Tuesday 9 June 2015

One Life My Mother's Story by Kate Grenville

How do you write the story of your own mother's life with love and compassion, but also honesty, frankness and objectivity? And how do you make it interesting and meaningful to people outside your immediate family?

How do you write about someone who you are so close to; whose very history is so intricately bound to your own?

One of the ways that Grenville has achieved this is by stopping One Life at her own birth. She also declared early on her intentions:
My mother wasn't the sort of person biographies are usually written about. She wasn't famous, had no public life beyond one letter published in the Sydney Morning Herald, did nothing that would ever make the history books....
Not many voices like hers are heard. People of her social class...hardly ever left any record of what they felt and thought and did.
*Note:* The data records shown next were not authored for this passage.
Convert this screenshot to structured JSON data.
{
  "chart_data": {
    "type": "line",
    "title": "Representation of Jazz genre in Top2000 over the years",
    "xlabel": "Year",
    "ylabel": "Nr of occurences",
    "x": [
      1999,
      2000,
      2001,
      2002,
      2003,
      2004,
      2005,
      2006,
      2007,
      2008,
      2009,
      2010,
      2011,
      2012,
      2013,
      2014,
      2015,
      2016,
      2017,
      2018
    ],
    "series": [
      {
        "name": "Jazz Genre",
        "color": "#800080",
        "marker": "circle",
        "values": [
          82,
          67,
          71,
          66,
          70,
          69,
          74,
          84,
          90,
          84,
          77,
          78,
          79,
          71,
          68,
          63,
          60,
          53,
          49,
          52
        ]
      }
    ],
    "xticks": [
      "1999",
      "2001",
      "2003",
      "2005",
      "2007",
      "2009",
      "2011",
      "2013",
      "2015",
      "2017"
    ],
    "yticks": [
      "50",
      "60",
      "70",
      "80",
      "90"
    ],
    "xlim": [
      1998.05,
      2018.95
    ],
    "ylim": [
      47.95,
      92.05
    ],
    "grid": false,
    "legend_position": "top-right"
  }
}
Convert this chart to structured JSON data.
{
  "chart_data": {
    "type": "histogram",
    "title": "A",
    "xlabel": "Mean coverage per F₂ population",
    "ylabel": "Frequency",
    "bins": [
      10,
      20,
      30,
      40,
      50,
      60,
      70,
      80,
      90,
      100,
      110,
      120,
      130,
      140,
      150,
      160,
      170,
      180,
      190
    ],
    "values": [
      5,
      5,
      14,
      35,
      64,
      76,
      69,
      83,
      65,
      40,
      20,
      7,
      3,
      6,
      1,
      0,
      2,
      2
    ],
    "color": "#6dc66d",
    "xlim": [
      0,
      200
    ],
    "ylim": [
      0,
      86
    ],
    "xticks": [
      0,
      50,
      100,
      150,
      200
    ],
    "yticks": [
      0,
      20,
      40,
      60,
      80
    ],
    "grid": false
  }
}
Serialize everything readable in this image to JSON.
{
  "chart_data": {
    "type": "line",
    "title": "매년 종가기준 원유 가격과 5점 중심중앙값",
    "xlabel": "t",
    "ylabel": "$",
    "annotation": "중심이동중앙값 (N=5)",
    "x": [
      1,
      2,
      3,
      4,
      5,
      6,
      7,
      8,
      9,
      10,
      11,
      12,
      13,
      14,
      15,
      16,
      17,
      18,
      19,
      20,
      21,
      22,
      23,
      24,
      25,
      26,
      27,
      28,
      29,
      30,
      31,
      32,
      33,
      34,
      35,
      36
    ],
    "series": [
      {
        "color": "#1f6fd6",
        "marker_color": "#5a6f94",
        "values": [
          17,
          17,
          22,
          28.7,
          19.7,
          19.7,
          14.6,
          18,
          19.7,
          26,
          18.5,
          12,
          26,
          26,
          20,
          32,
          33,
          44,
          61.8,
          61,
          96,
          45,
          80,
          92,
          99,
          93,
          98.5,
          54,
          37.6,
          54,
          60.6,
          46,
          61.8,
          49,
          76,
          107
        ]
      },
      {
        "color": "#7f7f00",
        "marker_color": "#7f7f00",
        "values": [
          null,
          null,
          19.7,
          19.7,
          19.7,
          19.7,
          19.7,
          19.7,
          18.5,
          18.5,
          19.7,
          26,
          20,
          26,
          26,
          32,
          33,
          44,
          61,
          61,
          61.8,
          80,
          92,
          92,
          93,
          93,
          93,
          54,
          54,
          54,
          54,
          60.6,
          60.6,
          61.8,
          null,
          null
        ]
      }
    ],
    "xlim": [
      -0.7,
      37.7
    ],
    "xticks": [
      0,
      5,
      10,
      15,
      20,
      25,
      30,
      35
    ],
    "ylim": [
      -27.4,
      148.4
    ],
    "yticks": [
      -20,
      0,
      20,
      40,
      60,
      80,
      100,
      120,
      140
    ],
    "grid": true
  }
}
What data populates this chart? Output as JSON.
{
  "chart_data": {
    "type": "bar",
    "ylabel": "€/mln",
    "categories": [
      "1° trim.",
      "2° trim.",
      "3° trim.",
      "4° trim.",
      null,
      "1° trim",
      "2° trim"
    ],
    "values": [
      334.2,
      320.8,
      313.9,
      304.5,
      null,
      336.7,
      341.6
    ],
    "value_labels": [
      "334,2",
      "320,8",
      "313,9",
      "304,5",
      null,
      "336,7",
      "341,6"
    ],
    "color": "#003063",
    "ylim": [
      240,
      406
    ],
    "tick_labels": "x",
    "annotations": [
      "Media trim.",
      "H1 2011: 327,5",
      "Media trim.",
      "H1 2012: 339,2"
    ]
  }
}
They often believed their lives weren't important enough to write down....As a result, our picture of the past is skewed towards the top lot.
I was reminded of Clare Wright's preface in The Forgotten Rebels of Eureka, where she challenged the myth of no women in the goldfields.

Here, Grenville is challenging the history books to find the quieter, family stories within. She explores the domestic dramas of early twentieth century Australia to show us how they still impact on many of us today.

Like Grenville, my grandparents were god-fearing, working class folk. Hardship, doing without and getting on with it were the common lot. Physical love and affection were just two of the things that seemed to be 'done without' in many of these families.

Grenville, also firmly places her mother's experiences within the social context of the time between the wars. The difficulties in getting a higher education if you were a woman and, even harder, getting a job during the Depression. Giving up your career to have children, struggling to resume work with limited child care options and no support at home from your husband. Staying in a loveless marriage for the sake of the kids; knowing there was nowhere else to go anyway.

At one point, Nance discovers the writing of Elizabeth Taylor. She couldn't put her book down as,
Elizabeth Taylor proved what Nance had always known, that the quiet domestic dramas of women's lives might be invisible to men, but they mattered just as much.
This book matters too. It's part of our shared history. These are the families who worked the farms that fed us, ran the pubs and grocery stores and built our roads. And women, like Nance, with all their foibles and complexities and contradictions, are the people who cared for us, gave us our first lessons in life and who fought, one social constraint at a time, to give us the freedoms and equality that we enjoy today.

This review is part of my Australian Women Writers challenge.